The 2010 LLVM MC commit https://github.com/llvm/llvm-project/commit/55992564152f0fce6758a4495cc39422f5e1cc94 introduced MCSymbolRefExpr::VariantKind with x86 relocation operators, but it's flawed - other expressions (e.g. MCBinaryExpr) need it too, and semantics get messy (e.g. (a@plt)-b). Many targets overload the generic interface. MCTargetExpr is a better fit, as AArch64 and RISC-V show. The lengthy list of PowerPC-specific VK_PPC_ entries is disheartening, though cleaning it up now feels like a daunting task.

Development on gold slowed considerably around a decade ago, following Cary's retirement. gold exhibits more issues on non-x86 architectures.
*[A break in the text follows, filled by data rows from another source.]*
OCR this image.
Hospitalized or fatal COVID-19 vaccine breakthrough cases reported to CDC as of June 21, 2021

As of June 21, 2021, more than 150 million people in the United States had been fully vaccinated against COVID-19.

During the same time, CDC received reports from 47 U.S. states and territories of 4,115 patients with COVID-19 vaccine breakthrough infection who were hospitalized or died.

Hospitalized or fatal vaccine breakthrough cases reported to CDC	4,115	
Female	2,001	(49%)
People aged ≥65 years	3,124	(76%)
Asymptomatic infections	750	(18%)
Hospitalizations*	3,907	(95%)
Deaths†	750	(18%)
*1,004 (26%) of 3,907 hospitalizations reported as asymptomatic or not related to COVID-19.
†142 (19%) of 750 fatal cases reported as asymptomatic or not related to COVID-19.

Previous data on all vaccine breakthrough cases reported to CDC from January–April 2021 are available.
I have extensive experience in this area-in 2018, I contributed to Google's migration from gold to lld.

LLD's --warn-backrefs is an excellent tool for ensuring compatibility with GNU linkers. I played a key role in Google's effort to transition from Gold to LLD. Around late 2019, I observed that many executables could no longer link with GNU Gold due to archive ordering problems stemming from missing cc_library dependencies. In 2020, I addressed numerous dependency issues and implemented --warn-backrefs. About a year later, I found that executables could still be linked with Gold—provided I omitted some options it didn’t recognize. This compatibility would not have been achievable without the deployment of --warn-backrefs.

2025-04

expr@specifier parsing is a hack in LLVM AsmParser. In GNU Assember's COFF targets, @ is allowed as part of identifiers. https://reviews.llvm.org/D1978

https://gcc.gnu.org/bugzilla/show_bug.cgi?id=38534 Optimizing noreturn nothrow functions by skipping callee-saved register spills is problematic. GCC's x86 port implemented the optimization and caused debug information regressions with noreturn calls like abort(). necessitating the -mnoreturn-no-callee-saved-registers addition for x86.